For multivariate analysis of ecological data, however, transformations are usually applied neither to fulfill assumptions, nor in order to remove significant interactions, but rather as a method of changing the relative emphasis of the analysis on rare *versus* more abundant species (e.g.,
Clarke & Green (1988)
,
Clarke & Warwick (2001)
). In PRIMER, a blanket transformation can be applied to all variables by choosing **Analyse > Pre-treatment > Transform (overall)** and then choosing from a range, in increasing severity, from no transformation, square root, fourth root or log(x+1) down to a reduction of the values to binary presence (1) or absence (0). An approach using an intermediate-level transformation (square root or fourth root) has been recommended as a way to reduce the contribution of highly abundant species in relation to less abundant ones in the calculation of the Bray-Curtis measure; rare species will contribute more, the more severe the transformation (
Clarke & Green (1988)
,
Clarke & Warwick (2001)
).

In addition to the transformation, additivity of effects in multivariate analysis is also going to depend on whether or not the dissimilarities are ranked before analysis (yet another reason why patterns in a non-metric MDS, which preserves ranks only, may not necessarily clearly reflect what is given in the PERMANOVA output).

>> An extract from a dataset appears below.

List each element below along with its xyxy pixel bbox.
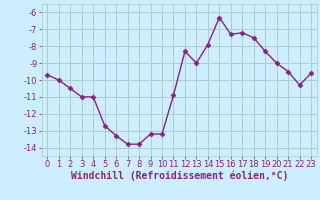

The choice of dissimilarity measure itself is also very important here. By performing the partitioning, PERMANOVA is effectively applying a linear model to a multivariate data cloud, as defined by these choices. So the presence of a significant interaction (or not) by PERMANOVA will naturally depend on them. Nevertheless, the choice of an appropriate dissimilarity measure (and also the choice of transformation, if any) should genuinely be driven by the biology and ecology (or other nature) of the system being studied and what is appropriate regarding your hypotheses, and *not* by reference to these statistical issues (unlike typical traditional univariate ANOVA).

^{25} The ANOVA models analysed by PERMANOVA are linear only in the space of the multivariate cloud defined by the dissimilarity measure of choice; they are *not* linear in the space of the original variables (*unless* the resemblance measure chosen was Euclidean distance).